Al di là delle amministrazioni però c'è un sentire comune sulla democrazia quale via per dare speranza a larghe masse, sulla libertà come base per lo sviluppo della persona umana e il rispetto delle culture e dei corpi intermedi, dalla famiglia alle libere associazioni, alla libertà religiosa. Comuni sono i problemi: il mercato come luogo di formazione autoregolata del benessere per tanti (che non si trasformi in Leviatano), una globalizzazione che favorisce la libera circolazione dei beni ma non delle persone. Che tutti si possa vivere in modo sicuro e che violenza e terrorismo non siano una compagnia abituale del XXI secolo. Che larghe sacche del mondo senza diritti e beni, senza acqua e cure, non siano luoghi di disperazione incontrollabile e facilmente reclutabile dai signori del terrore, oltre che enormi "terre di nessuno" dove la vita umana vale nulla.
È per questo che il presidente che più rappresenta la scelta della forza è benvenuto in Italia, un Paese che cerca, quasi istintivamente, vie alternative alla guerra. Bush rappresenta la più forte democrazia del mondo, un interlocutore vitale non solo per l'Occidente, ma per chi vuole un mondo migliore. Si avverte lo squilibrio: un'Unione allargata e incerta nelle scelte di politica estera e di sicurezza di fronte alle decisioni Usa. Restano differenze, in parte emerse all'ultimo G8, con il grande alleato americano, che appare tuttavia più coinvolto di tanti europei sul terreno dei valori e della difesa della dignità della vita. Molto si potrebbe dire di Stati Uniti e Europa, tra prossimità e differenze, ma è chiaro che chi vuole un mondo migliore deve parlare - oggi forse più di ieri - con il governo americano e con il mondo statunitense.

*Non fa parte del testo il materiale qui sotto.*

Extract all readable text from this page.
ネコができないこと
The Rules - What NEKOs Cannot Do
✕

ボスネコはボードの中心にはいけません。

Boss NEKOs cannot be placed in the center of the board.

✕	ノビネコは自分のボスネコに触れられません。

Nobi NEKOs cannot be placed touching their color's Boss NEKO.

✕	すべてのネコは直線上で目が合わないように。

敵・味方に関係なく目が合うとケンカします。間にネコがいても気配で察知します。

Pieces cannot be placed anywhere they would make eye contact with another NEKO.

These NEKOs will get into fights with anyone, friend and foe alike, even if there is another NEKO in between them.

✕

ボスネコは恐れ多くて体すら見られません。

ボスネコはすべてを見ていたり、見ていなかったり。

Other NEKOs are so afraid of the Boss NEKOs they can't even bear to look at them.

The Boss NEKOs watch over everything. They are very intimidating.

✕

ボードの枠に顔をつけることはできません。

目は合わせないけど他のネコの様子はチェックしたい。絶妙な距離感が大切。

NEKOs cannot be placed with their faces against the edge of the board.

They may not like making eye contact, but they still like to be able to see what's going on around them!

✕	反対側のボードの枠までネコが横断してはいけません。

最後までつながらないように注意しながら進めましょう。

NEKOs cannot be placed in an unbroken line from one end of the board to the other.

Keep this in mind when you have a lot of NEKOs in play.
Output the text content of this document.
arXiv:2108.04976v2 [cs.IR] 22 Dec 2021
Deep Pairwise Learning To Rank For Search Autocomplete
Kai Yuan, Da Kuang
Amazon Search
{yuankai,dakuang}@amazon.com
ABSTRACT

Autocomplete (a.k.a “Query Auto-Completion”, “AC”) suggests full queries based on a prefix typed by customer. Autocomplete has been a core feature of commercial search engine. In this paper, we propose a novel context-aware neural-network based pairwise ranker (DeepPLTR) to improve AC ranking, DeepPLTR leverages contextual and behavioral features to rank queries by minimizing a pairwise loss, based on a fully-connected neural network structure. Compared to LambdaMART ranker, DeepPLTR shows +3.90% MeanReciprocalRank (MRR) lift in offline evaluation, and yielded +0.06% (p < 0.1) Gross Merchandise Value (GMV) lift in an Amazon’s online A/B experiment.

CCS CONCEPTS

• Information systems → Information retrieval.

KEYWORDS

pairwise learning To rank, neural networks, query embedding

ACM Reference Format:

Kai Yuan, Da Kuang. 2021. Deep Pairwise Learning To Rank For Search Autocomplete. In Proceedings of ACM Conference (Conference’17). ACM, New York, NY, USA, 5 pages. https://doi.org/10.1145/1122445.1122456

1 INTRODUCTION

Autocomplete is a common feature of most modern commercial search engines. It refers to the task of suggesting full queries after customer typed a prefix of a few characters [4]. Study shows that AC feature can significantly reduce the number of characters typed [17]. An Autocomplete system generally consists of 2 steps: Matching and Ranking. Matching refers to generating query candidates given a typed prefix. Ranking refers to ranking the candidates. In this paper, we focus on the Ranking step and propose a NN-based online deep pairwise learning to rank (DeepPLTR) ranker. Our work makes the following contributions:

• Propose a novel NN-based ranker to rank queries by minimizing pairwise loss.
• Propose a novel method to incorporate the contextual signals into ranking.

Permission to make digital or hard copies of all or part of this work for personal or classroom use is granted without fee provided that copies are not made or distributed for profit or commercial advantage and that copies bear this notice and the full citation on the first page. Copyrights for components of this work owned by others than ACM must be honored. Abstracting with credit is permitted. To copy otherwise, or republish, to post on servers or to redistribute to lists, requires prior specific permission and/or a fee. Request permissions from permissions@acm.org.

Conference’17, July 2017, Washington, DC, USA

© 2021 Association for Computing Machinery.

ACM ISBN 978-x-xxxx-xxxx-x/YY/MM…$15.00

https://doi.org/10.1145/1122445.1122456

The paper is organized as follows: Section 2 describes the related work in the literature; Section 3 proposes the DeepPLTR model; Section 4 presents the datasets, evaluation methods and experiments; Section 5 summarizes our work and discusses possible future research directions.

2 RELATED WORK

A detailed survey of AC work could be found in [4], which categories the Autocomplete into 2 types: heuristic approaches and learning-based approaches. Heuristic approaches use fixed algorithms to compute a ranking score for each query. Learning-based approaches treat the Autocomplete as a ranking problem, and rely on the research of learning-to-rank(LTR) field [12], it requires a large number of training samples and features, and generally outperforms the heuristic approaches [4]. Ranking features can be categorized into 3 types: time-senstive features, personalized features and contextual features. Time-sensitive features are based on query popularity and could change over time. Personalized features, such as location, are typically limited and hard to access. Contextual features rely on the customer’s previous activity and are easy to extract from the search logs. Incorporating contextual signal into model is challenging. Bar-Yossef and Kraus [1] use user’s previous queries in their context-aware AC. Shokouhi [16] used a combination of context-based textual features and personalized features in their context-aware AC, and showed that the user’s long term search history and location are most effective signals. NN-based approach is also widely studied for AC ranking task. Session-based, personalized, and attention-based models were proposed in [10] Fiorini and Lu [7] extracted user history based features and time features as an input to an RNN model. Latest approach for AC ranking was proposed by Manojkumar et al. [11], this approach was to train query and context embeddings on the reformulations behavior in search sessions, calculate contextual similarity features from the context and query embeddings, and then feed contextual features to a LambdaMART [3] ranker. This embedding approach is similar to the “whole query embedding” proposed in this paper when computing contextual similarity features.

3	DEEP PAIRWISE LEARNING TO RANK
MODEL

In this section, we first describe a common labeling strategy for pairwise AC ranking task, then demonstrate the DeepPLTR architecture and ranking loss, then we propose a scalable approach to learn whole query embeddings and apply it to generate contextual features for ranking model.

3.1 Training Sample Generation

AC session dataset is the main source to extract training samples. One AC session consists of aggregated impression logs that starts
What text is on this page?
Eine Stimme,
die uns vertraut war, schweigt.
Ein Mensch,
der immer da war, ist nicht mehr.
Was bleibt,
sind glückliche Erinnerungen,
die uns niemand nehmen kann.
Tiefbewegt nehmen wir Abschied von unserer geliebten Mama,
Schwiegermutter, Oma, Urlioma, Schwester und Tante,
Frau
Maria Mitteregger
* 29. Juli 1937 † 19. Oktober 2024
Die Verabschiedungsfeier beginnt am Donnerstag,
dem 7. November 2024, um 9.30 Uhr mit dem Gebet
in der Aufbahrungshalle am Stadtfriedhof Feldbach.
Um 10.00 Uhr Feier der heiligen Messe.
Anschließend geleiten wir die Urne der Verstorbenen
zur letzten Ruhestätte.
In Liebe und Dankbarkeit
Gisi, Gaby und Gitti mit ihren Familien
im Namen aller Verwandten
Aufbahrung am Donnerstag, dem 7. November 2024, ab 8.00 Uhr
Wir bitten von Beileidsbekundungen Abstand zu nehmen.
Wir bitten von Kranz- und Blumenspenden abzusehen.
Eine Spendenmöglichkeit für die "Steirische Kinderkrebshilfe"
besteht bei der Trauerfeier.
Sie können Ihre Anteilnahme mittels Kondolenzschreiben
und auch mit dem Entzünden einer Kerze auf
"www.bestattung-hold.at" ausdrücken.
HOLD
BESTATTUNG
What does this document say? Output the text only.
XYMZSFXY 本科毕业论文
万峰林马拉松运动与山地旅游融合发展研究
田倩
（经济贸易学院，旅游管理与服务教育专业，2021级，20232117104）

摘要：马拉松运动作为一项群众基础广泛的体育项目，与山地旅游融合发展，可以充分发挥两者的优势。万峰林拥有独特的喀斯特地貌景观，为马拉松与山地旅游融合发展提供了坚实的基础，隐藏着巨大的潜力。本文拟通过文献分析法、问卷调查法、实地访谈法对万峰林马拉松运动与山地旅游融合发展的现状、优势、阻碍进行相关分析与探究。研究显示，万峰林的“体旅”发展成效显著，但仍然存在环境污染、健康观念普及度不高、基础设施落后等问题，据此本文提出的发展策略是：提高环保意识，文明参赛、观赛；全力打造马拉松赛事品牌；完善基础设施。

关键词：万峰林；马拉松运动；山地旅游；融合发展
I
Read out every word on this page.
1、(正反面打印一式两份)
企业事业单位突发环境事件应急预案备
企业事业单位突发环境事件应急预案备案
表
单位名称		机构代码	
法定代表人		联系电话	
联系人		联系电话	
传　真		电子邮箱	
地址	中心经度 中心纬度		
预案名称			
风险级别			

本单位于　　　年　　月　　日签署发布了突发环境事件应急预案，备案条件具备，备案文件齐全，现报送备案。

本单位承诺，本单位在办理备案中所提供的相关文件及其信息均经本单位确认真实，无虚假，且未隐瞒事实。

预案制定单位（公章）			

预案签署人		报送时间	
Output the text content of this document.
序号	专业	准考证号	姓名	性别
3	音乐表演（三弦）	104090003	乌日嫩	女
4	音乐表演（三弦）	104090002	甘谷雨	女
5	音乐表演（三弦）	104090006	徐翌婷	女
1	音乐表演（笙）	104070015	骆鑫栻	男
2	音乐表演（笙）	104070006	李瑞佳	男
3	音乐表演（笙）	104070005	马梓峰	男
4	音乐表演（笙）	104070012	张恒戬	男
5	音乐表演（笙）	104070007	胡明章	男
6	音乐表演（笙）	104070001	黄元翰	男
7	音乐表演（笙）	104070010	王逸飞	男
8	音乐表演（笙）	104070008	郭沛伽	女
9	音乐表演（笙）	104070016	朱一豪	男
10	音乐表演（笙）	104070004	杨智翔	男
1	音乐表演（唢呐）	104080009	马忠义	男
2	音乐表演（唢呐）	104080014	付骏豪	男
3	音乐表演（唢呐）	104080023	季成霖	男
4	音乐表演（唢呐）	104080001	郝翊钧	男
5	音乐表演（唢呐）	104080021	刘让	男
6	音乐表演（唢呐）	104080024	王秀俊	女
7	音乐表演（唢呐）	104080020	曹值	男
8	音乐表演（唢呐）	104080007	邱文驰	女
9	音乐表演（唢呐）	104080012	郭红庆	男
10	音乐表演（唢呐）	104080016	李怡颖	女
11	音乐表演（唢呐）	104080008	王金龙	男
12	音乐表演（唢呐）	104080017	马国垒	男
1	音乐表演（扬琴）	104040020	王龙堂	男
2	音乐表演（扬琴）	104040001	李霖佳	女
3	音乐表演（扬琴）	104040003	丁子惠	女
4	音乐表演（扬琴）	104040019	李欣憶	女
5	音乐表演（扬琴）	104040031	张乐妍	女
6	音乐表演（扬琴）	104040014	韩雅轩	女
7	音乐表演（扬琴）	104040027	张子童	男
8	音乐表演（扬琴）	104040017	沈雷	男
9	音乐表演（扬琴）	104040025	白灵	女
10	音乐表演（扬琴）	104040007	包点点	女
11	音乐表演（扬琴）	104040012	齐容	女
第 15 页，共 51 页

Appare significativo, sorprendente e per questo interessante, anche il non rituale incontro con la Comunità di Sant'Egidio, voluto dal presidente Bush, e che si colloca su un piano diverso dagli incontri istituzionali. Un laboratorio operativo per soluzioni pratiche ed efficaci di lotta alla povertà e di speranza - fattiva - per l'Africa. Anche questo parla della capacità della Chiesa cattolica di essere universale, come giacimento di umanità e umanizzazione, capace di muoversi non tanto sul terreno dell'ideologia o della forza ma della fedeltà evangelica, partendo anche dal piccolo.